Kitabı hazırlarken, kitabın devlet şiddetine maruz kalan insanlara “oh olsun” diyenlerin, yaşanan bir katliam karşısında öfkelenmek ve tepki göstermek yerine “Orada ne işleri vardı” diyenlerin yaşam savunucularını terörist gibi gösterenlerin vicdanlarına bir tokat gibi çarpsın istedim. Bir ölüm ardında yüzlerce acı bırakıyor, hissetsinler istedim.
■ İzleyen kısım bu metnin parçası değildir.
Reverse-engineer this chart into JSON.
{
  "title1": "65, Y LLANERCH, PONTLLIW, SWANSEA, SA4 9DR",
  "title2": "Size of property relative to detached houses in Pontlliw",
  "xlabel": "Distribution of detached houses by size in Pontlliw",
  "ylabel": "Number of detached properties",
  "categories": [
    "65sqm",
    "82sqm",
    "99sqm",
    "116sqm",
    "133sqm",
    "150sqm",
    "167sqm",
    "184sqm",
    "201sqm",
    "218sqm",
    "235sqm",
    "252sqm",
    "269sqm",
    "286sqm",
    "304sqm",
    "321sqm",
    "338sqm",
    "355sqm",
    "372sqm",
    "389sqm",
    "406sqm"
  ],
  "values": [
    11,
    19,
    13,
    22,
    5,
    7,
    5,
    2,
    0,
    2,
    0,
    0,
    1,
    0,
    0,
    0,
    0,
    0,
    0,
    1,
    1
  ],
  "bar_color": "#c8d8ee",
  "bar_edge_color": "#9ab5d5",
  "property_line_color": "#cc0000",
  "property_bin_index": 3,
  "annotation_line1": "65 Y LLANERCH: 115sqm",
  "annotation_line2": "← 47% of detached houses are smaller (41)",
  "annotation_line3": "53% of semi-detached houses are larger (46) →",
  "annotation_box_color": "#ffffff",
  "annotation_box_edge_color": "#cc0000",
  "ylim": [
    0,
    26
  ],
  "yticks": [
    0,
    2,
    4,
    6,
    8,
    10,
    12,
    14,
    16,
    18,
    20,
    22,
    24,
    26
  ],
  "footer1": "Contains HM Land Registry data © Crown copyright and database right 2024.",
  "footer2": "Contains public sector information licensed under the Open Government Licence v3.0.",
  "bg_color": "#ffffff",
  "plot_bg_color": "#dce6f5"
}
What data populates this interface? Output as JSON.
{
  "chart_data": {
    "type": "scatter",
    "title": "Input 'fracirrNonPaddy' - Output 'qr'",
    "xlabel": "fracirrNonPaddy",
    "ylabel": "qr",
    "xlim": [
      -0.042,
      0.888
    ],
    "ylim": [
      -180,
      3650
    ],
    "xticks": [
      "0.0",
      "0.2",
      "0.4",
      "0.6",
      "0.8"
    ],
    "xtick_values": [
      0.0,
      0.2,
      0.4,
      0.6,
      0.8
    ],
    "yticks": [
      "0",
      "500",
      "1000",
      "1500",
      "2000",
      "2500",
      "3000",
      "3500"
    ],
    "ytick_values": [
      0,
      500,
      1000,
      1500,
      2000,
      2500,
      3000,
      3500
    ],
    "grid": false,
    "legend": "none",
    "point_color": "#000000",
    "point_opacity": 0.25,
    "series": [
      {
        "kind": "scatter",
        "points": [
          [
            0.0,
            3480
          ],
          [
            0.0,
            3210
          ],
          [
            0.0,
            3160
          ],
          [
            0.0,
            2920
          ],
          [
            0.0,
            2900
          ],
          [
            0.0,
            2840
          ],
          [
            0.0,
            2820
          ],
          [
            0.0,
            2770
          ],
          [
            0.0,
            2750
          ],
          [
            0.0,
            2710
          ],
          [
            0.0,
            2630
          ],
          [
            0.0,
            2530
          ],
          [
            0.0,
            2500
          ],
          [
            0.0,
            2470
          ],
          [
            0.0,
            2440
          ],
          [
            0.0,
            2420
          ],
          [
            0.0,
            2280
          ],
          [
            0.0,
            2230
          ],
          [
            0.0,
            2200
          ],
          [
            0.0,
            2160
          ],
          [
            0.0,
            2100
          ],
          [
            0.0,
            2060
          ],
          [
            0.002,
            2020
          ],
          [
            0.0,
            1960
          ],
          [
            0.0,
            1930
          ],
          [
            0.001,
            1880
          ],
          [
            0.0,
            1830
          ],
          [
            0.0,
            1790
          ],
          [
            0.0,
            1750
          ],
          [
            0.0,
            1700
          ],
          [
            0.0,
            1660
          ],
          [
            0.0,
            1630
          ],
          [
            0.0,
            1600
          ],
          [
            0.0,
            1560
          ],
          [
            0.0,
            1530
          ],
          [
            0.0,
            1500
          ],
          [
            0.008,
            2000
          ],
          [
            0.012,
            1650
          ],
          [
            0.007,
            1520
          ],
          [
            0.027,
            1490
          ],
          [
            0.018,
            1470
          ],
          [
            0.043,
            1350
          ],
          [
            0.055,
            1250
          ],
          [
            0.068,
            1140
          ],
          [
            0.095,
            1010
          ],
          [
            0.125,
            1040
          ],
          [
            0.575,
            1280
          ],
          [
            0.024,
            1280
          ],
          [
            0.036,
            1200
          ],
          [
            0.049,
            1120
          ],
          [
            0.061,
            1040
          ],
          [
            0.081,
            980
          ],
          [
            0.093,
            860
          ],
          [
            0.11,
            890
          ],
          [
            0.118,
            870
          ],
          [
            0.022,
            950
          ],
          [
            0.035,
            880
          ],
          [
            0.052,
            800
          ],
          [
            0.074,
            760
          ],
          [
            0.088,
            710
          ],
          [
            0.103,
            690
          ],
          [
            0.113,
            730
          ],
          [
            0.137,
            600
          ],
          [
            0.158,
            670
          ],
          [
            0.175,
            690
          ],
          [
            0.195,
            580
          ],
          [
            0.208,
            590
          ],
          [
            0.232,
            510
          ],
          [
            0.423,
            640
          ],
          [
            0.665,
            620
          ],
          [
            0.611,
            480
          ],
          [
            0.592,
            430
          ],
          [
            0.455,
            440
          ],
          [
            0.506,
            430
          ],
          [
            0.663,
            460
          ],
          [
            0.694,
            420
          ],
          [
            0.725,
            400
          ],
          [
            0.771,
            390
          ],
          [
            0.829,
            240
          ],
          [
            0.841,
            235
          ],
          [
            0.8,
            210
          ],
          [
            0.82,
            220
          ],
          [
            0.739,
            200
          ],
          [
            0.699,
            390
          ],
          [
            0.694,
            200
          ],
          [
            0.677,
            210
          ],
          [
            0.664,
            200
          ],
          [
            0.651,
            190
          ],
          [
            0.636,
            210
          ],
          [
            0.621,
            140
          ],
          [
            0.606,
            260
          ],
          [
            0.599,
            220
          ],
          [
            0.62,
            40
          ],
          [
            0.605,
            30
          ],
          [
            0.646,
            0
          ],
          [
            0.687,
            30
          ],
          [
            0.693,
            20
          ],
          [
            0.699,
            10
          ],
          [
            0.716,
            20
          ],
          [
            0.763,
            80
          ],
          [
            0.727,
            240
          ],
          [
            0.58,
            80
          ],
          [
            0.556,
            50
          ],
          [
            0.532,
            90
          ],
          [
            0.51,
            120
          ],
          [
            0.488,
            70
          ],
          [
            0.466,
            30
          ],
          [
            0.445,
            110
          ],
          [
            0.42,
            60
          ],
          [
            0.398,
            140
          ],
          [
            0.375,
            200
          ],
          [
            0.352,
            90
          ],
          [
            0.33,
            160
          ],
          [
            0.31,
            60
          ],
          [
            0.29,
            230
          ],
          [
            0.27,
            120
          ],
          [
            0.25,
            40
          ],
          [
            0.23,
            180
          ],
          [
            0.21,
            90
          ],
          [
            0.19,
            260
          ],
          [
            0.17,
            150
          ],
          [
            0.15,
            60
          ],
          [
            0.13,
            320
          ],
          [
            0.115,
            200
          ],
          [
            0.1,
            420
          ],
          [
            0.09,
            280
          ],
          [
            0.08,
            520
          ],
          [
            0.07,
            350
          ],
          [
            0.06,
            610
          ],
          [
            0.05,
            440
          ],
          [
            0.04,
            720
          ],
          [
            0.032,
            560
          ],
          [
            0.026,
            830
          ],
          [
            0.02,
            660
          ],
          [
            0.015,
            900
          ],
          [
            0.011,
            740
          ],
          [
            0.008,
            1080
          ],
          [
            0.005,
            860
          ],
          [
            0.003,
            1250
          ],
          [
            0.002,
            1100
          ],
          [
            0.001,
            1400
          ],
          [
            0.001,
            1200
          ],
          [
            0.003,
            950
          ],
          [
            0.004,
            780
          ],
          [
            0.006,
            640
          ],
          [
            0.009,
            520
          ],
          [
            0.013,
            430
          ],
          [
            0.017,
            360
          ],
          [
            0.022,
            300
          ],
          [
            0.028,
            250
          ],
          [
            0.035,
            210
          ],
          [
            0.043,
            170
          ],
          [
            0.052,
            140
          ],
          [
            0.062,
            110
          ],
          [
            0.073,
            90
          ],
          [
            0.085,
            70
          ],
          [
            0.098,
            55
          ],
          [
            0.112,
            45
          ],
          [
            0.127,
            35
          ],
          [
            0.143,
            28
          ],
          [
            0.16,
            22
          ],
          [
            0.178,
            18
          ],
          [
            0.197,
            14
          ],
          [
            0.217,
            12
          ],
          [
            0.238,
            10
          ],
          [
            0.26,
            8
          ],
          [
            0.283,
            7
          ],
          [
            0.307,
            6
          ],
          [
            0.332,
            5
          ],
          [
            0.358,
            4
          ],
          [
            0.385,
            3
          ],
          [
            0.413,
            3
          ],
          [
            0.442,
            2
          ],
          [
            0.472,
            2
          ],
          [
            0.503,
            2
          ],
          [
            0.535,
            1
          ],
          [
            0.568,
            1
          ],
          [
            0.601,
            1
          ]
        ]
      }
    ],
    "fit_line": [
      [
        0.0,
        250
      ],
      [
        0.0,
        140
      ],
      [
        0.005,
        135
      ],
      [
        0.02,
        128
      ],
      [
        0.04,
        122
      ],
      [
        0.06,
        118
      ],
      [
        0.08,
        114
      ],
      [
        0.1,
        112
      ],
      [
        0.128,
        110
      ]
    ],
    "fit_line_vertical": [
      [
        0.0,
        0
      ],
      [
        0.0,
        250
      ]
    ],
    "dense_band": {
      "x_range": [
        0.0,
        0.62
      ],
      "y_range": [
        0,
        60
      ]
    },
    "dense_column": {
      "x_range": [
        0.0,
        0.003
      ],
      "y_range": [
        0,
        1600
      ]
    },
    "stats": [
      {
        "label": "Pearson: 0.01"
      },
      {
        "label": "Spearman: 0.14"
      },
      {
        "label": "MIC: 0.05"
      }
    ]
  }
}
Fakat taraflaşma o kadar net, ön yargı o kadar güçlü ki, sesim o kişilere ulaşır mı inan bilmiyorum.
‘İŞÇİLER EDEBİYATIN ÜRETİCİSİ DE OLMALI’
Kafanda yeni fikirler var mı?
Kitap henüz çok yeni, tanıtım ve dağıtım ağımız kısıtlı olduğu için kitabın çok daha fazla kişiye ulaşabilmesi adına çalışmalıyım. Yeni projeler var. İki yıldır yazdığım ve biriktirdiğim şiirlerim var. Şiire geri dönecek, önümüzdeki yıllarda kitap haline getireceğim.
Bir işçi gözüyle bunları anlatan biri olarak, işçi ve emekçilere özel bir mesajın var mı?
İşçiler edebiyatın sadece konusu olamaz. Aynı zamanda üreticisi de olmalıdır. Bizler sadece öykülerde, şiirlerde, romanlarda, filmlerde adı geçenler, hayatı anlatılanlar değil, aynı zamanda o öyküyü o filmin senaryosunu yazanlar da olmalıyız. Gözümüz korkmasın, bunu yapabiliriz. Hayatı her gün kafa ve kol emeğiyle var eden bizlerin sanat, edebiyat üretimlerine de katkı sunması güzel olandır. Değerli olandır.
(Hasret Gültekin Kozan'ın söyleşisi Evrensel gazaetesinde yayınlandı)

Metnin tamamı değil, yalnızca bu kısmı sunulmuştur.